Resolution 758 lists 34 "violations” committed by the Putin regime. These include the invasion of Georgia and Ukraine, the downing of Malaysia Airlines Flight 17, an escalated campaign of propaganda, and the persecution of political opponents. Twenty-two countermeasures are suggested – from supplying lethal weapons to Ukraine and deploying missile-defense systems on Russia’s borders, to increasing funding for NATO, the Voice of America, and Radio Liberty. Naturally, support for the Russian opposition movement gets its own line item.
This resolution, which Ron Paul, the former Republican congressman and presidential candidate, has called "one of the worst pieces of legislation ever,” has already received the overwhelming approval of Congress. There were only ten votes against it, five from each party. Ron Paul and some other observers have called it a direct provocation of war with Russia. And it is true that never, even during the lowest point in American-Soviet relations or during the run-up to the wars in Afghanistan, Iraq, and Libya, has the rhetoric coming out of from Congress reached such a fever pitch of hostility toward that country and its leadership.
Although he phrases his ideas more bluntly, Ron Paul echoes the words of another former member of Congress, Democrat Dennis Kucinich, "NATO encirclement, the U.S.-backed coup in Ukraine, an attempt to use an agreement with the European Union to bring NATO into Ukraine at the Russian border, a U.S. nuclear first-strike policy, are all policies which attempt to substitute force for diplomacy.”
It should be noted that Resolution 758 is not binding, but it effectively presents President Obama with a blank check, or, as Kucinich calls it, a green light, to use military force against Russia. Therefore, it is important, at least for historical purposes, to note and preserve for posterity the names of these American "dissidents” in the US Congress – those few who are not blind to the potentially catastrophic consequences this resolution may entail. Here they are: Republicans Justin Amash, John Duncan, Walter Jones, Thomas Massie, and Dana Rohrabacher, plus Democrats Jim McDermott, Alan Grayson, Alcee Hastings, George Miller, and Beto O’Rourke.
An almost identical Senate resolution has already been approved by the Committee on Foreign Affairs, and there is no doubt that the vast majority of senators will vote in favor of it – it is even possible that vote will be unanimous, since no "dissidents” have yet stepped forward.
In this context it should be noted that perhaps never before has the American public held a lower opinion of their Congress than they do now. Only 8% of the population approves of the job they are doing, and there can be no question that the vast majority of Americans oppose the idea of war against Russia, despite the media’s unprecedented anti-Russian hysteria, in which the once-respectable New York Times and Washington Post are leading the charge.

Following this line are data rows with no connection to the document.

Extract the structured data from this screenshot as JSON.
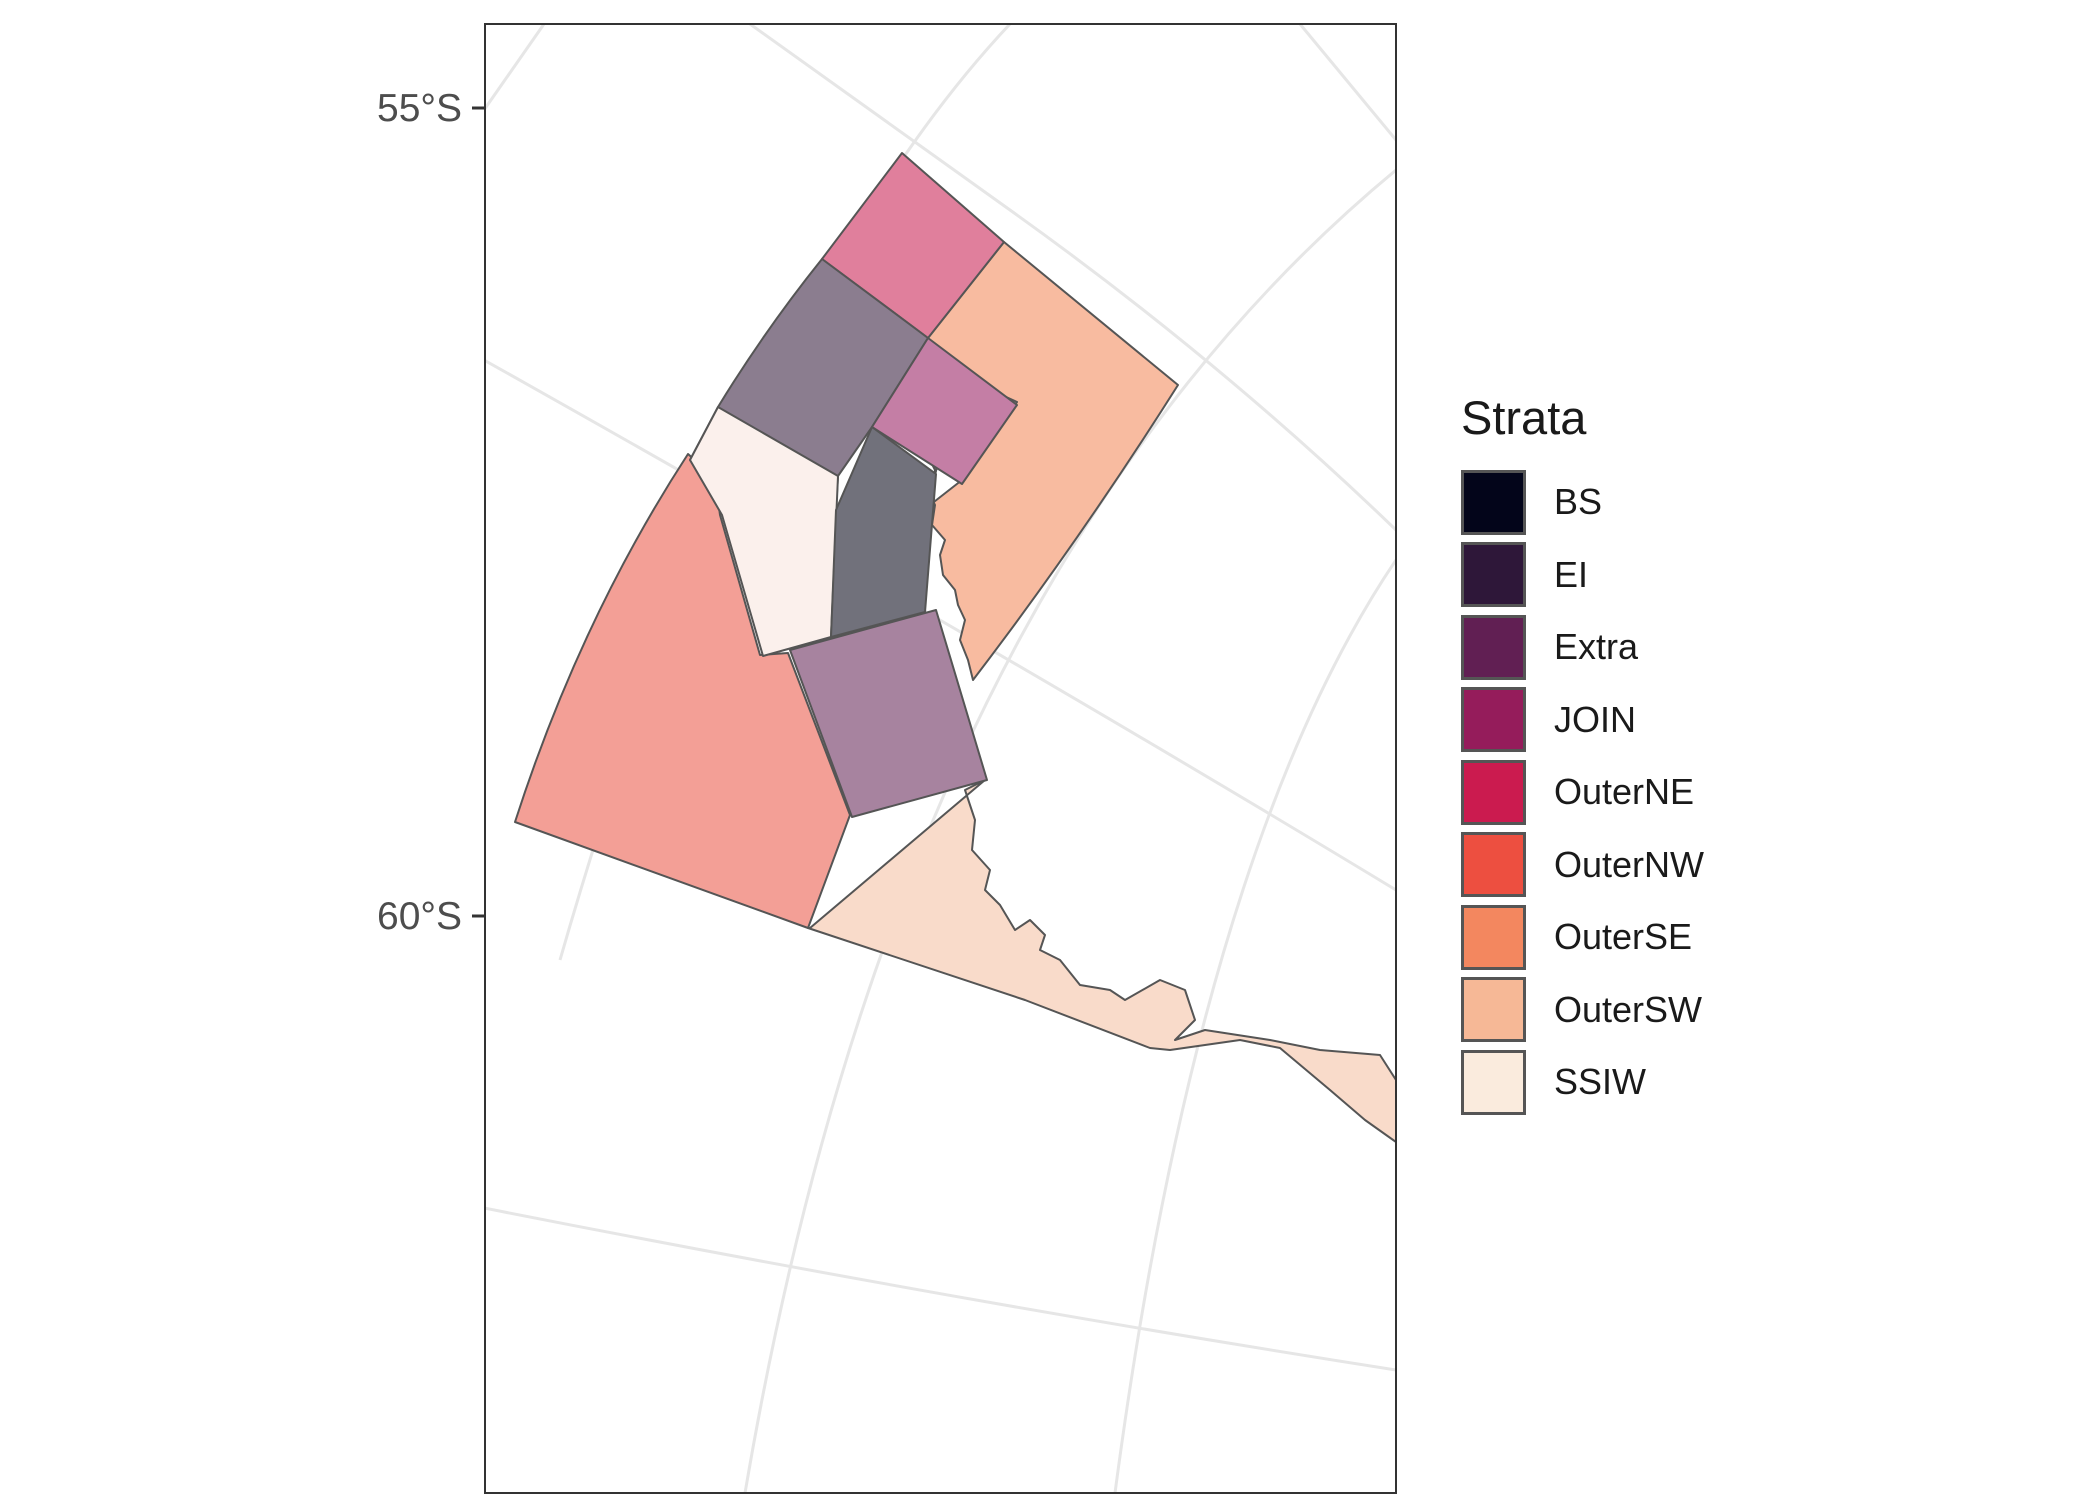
{
  "map": {
    "latitude_labels": [
      "55°S",
      "60°S"
    ],
    "strata_fills": {
      "northern_block": "#e07f9c",
      "outer_east": "#f8bba0",
      "upper_central": "#8b7d8f",
      "central_small": "#c47ea5",
      "western_wedge": "#fbf0ec",
      "central_dark": "#71717b",
      "outer_west": "#f39f96",
      "central_lower": "#a7839f",
      "southern_coast": "#f9dbca"
    },
    "stroke_color": "#555555",
    "graticule_color": "#e6e6e6"
  },
  "legend": {
    "title": "Strata",
    "items": [
      {
        "label": "BS",
        "color": "#03051a"
      },
      {
        "label": "EI",
        "color": "#2e1739"
      },
      {
        "label": "Extra",
        "color": "#611f53"
      },
      {
        "label": "JOIN",
        "color": "#951c5b"
      },
      {
        "label": "OuterNE",
        "color": "#cb1b4f"
      },
      {
        "label": "OuterNW",
        "color": "#ed4f40"
      },
      {
        "label": "OuterSE",
        "color": "#f3875f"
      },
      {
        "label": "OuterSW",
        "color": "#f6b896"
      },
      {
        "label": "SSIW",
        "color": "#faebdd"
      }
    ]
  }
}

American politicians are quite vulnerable to public opinion, so the Nobel Peace Laureate Barack Obama is unlikely to embark upon a debacle such as a war with Russia. Therefore, in addition to diplomacy, direct contacts, both personal and virtual, between citizens of Russia and the United States can have an exceptionally important part to play in this difficult situation. Public diplomacy is what is needed now, so that we can discuss political problems – in addition to narrowly defined professional issues – in order to broaden our understanding of what is happening in the world.